You won’t know the people, and you might not understand the job – but when your boss is just as clueless as you, that’s a real bad sign.
“Who are you again?” she asks.
You tell her.
“What position were you hired for?”
You tell her that also.
In a panic, she rummages around her desk. “I vaguely remember something like that…”
Finally, she locates a fresh legal pad that looks like a child scrawled on it.
“Here is something!” she says triumphantly. She then studies her own handwriting but cannot make out what it says.
“I tell you what,” she says at last. “ask Bob.”
You cast your next question like a lure across water, hoping for a bite. “Who is Bob?”
She is crushed. Clearly, she does not know who Bob is.
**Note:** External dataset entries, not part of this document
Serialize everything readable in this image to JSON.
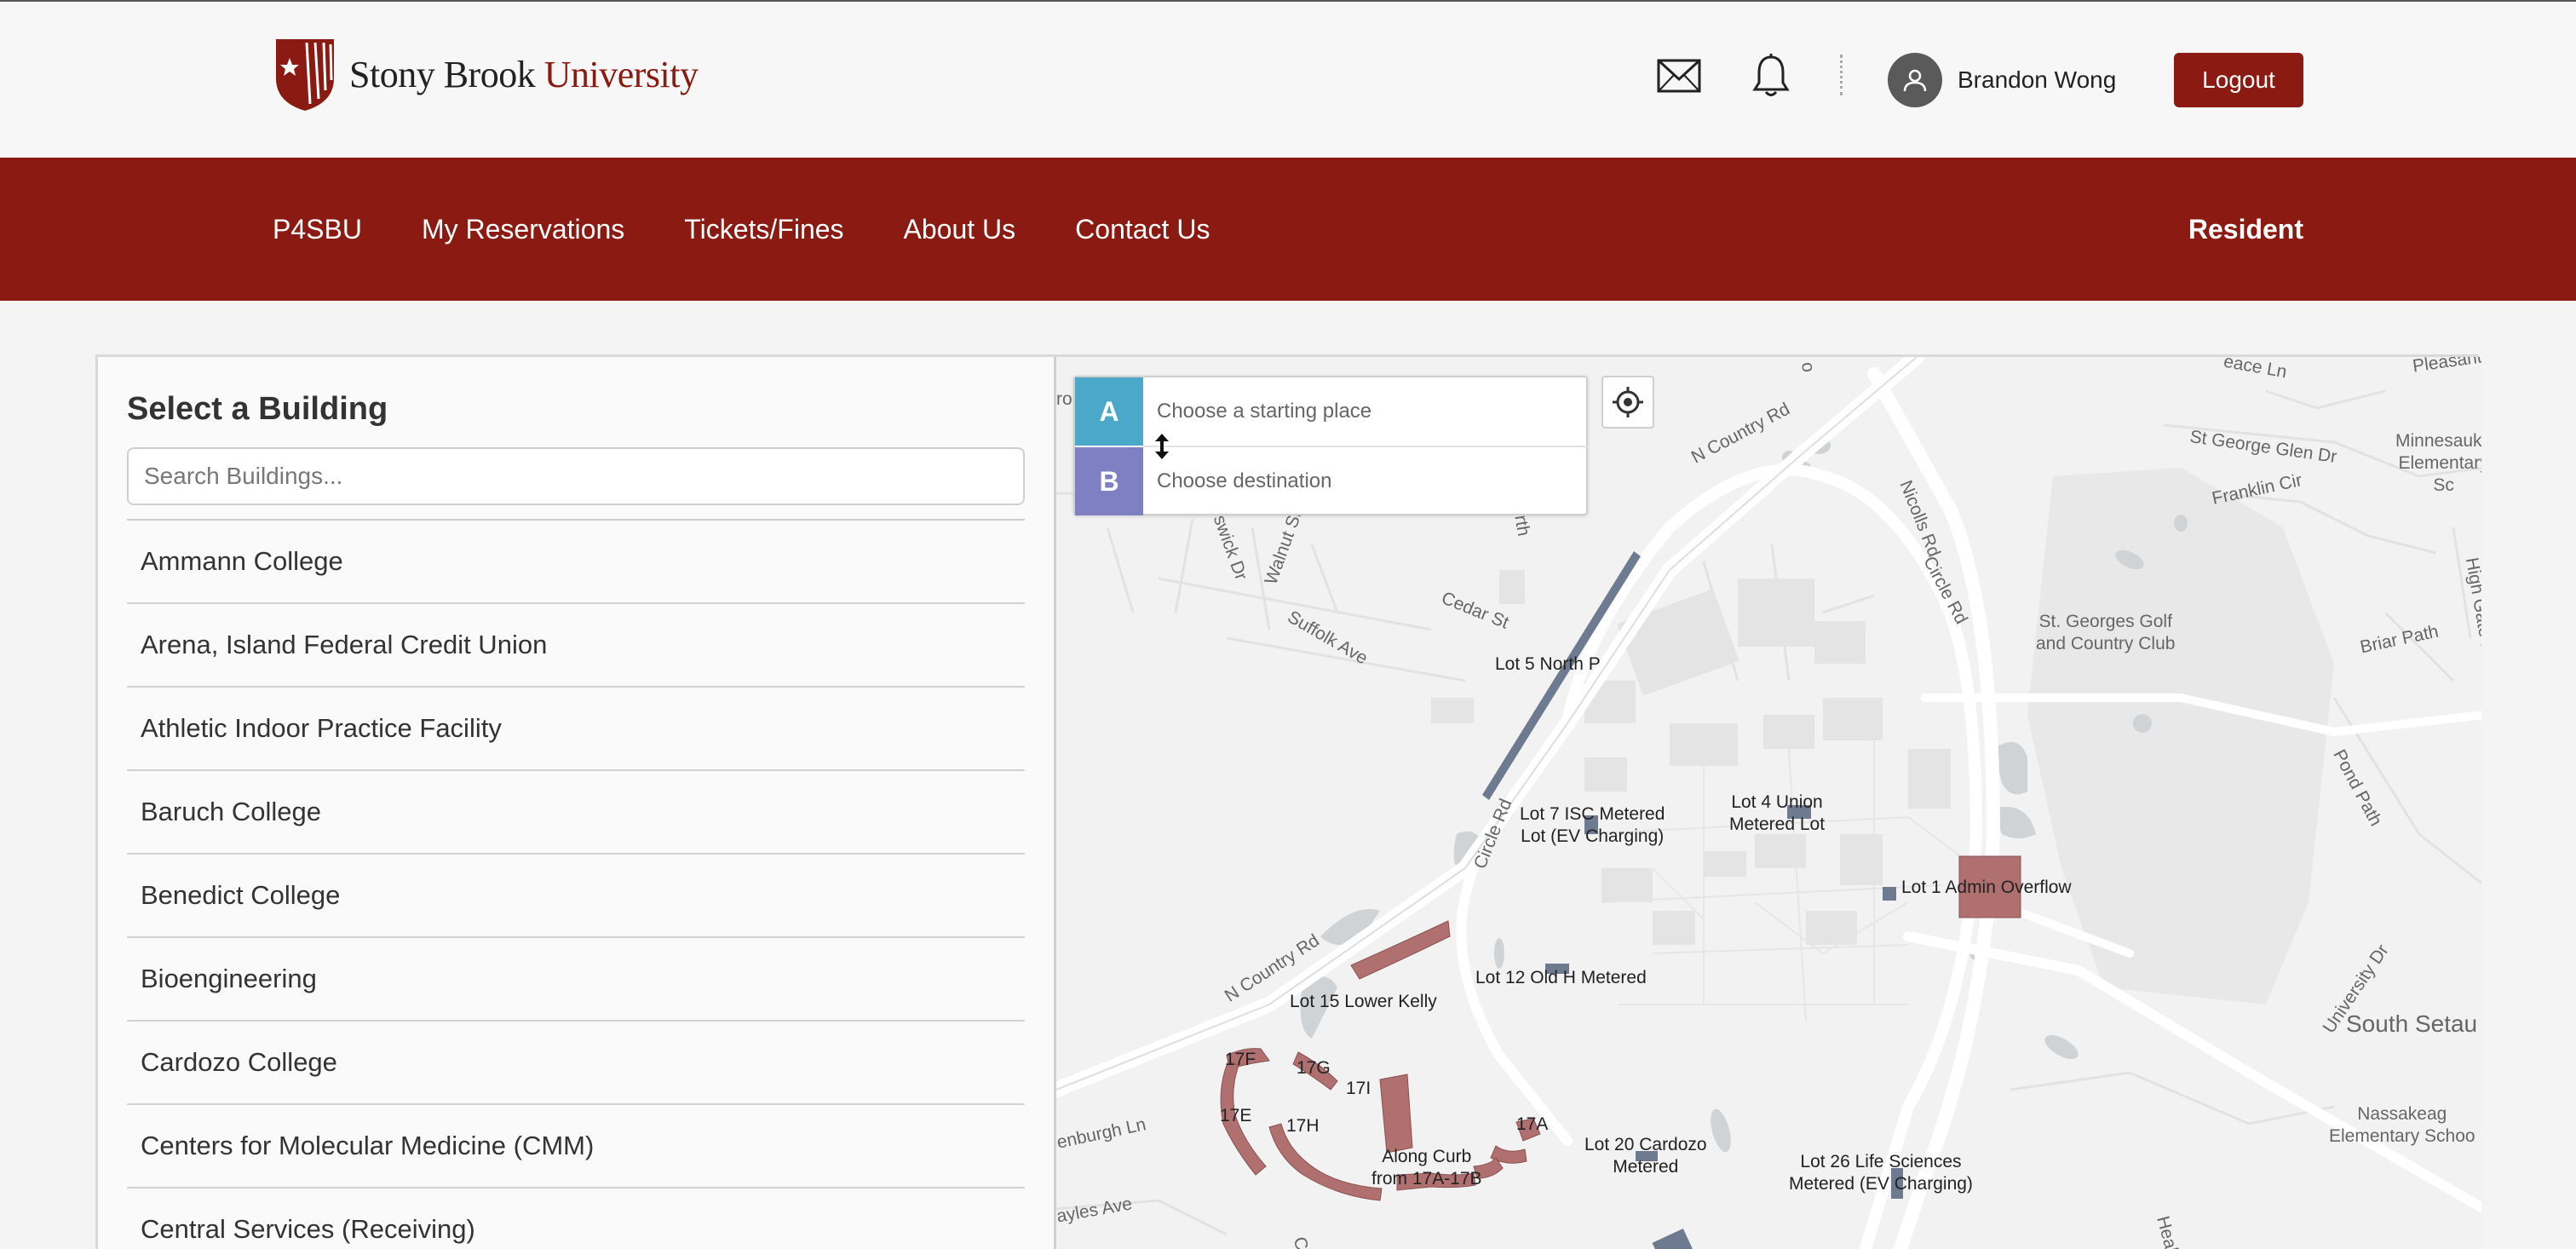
{
  "header": {
    "logo_word1": "Stony Brook",
    "logo_word2": "University",
    "mail_icon": "envelope-icon",
    "notifications_icon": "bell-icon",
    "user_name": "Brandon Wong",
    "logout_label": "Logout"
  },
  "nav": {
    "items": [
      {
        "label": "P4SBU"
      },
      {
        "label": "My Reservations"
      },
      {
        "label": "Tickets/Fines"
      },
      {
        "label": "About Us"
      },
      {
        "label": "Contact Us"
      }
    ],
    "role": "Resident"
  },
  "buildings": {
    "title": "Select a Building",
    "search_placeholder": "Search Buildings...",
    "items": [
      "Ammann College",
      "Arena, Island Federal Credit Union",
      "Athletic Indoor Practice Facility",
      "Baruch College",
      "Benedict College",
      "Bioengineering",
      "Cardozo College",
      "Centers for Molecular Medicine (CMM)",
      "Central Services (Receiving)"
    ]
  },
  "map": {
    "route": {
      "a_label": "A",
      "b_label": "B",
      "start_placeholder": "Choose a starting place",
      "destination_placeholder": "Choose destination"
    },
    "lots": {
      "lot5": "Lot 5 North P",
      "lot7_line1": "Lot 7 ISC Metered",
      "lot7_line2": "Lot (EV Charging)",
      "lot4_line1": "Lot 4 Union",
      "lot4_line2": "Metered Lot",
      "lot1": "Lot 1 Admin Overflow",
      "lot12": "Lot 12 Old H Metered",
      "lot15": "Lot 15 Lower Kelly",
      "l17f": "17F",
      "l17g": "17G",
      "l17i": "17I",
      "l17e": "17E",
      "l17h": "17H",
      "l17a": "17A",
      "curb_line1": "Along Curb",
      "curb_line2": "from 17A-17B",
      "lot20_line1": "Lot 20 Cardozo",
      "lot20_line2": "Metered",
      "lot26_line1": "Lot 26 Life Sciences",
      "lot26_line2": "Metered (EV Charging)"
    },
    "streets": {
      "n_country_rd_top": "N Country Rd",
      "n_country_rd_bottom": "N Country Rd",
      "nicolls_rd": "Nicolls Rd",
      "circle_rd_east": "Circle Rd",
      "circle_rd_west": "Circle Rd",
      "cedar_st": "Cedar St",
      "suffolk_ave": "Suffolk Ave",
      "walnut_st": "Walnut St",
      "brunswick_dr": "swick Dr",
      "st_george_glen": "St George Glen Dr",
      "franklin_cir": "Franklin Cir",
      "peace_ln": "eace Ln",
      "pleasant": "Pleasant",
      "briar_path": "Briar Path",
      "high_gate": "High Gate Dr",
      "pond_path": "Pond Path",
      "university_dr": "University Dr",
      "edinburgh_ln": "enburgh Ln",
      "sayles_ave": "ayles Ave",
      "health_s": "Health S",
      "cedar_bottom": "Ced",
      "north_top": "rth",
      "ro_left": "ro",
      "o_top": "o"
    },
    "places": {
      "minnesauke_line1": "Minnesauke",
      "minnesauke_line2": "Elementary Sc",
      "golf_line1": "St. Georges Golf",
      "golf_line2": "and Country Club",
      "south_setauket": "South Setau",
      "nassakeag_line1": "Nassakeag",
      "nassakeag_line2": "Elementary Schoo"
    },
    "colors": {
      "reserved_lot": "#b07070",
      "metered_lot": "#6e7a8f",
      "water": "#cfd3d6"
    }
  }
}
To help her save face, you rise from your chair, saying, “You can count on me,” and quickly exit her office.
Now all you have to do is find someone in authority named Bob. This is easier than it seems.
In most organizations, authority flows from the corners. The more authority, the more windows and the better the view. So you check out the corner offices. No luck. Those belong to Sarah, Mitch, Lyle and Dwight. Not Bob.
You circle the floor reading nameplates on every office with a window.
No Bob there either.
Next you wade into the cube farm looking for the largest cube.
Finally, you run the aisles like a lab rat, vainly searching for a Bob, any Bob. Unbelievably, you work for the only organization in the English speaking world that does not employ someone named Bob.
Not a Robert or even a Roberta.
So you ask around. “Hi!” you say, “I am looking for Bob, can you tell me where he sits?”
Your workmates blink back at you. They stammer. They stumble over their words. They point in vague directions across the cube farm.
You wander where they point and ask again, “Say, can you tell me where I can find Bob?”
More stunned expressions. More empty gazes. More vague gestures.
You try another tactic. You will find the most capable person in the office and ask if they know who Bob is. It’s not long until you find him. He sits in a small, quiet cube against the back wall. There are several frightened and confused people forming a line to his desk. You join them – but he motions you forward.
“You are looking for Bob, right?”
“Yes, is that you?” you say after checking for a nameplate and not finding one.
“No,” he says, “there is no Bob. Never was one either.”
You begin to catch on.
“Our boss, Marie, is a dolt,” he says, “whenever she gets confused, we simply ask her, ‘should we talk to Bob?’ then we do what we want.”
“Great,” you say, “now all I need is something to do, or more accurately, something I want to do.”
“I can help you there,” he says, extending his hand, “my name is Walt, I sort of run this place.”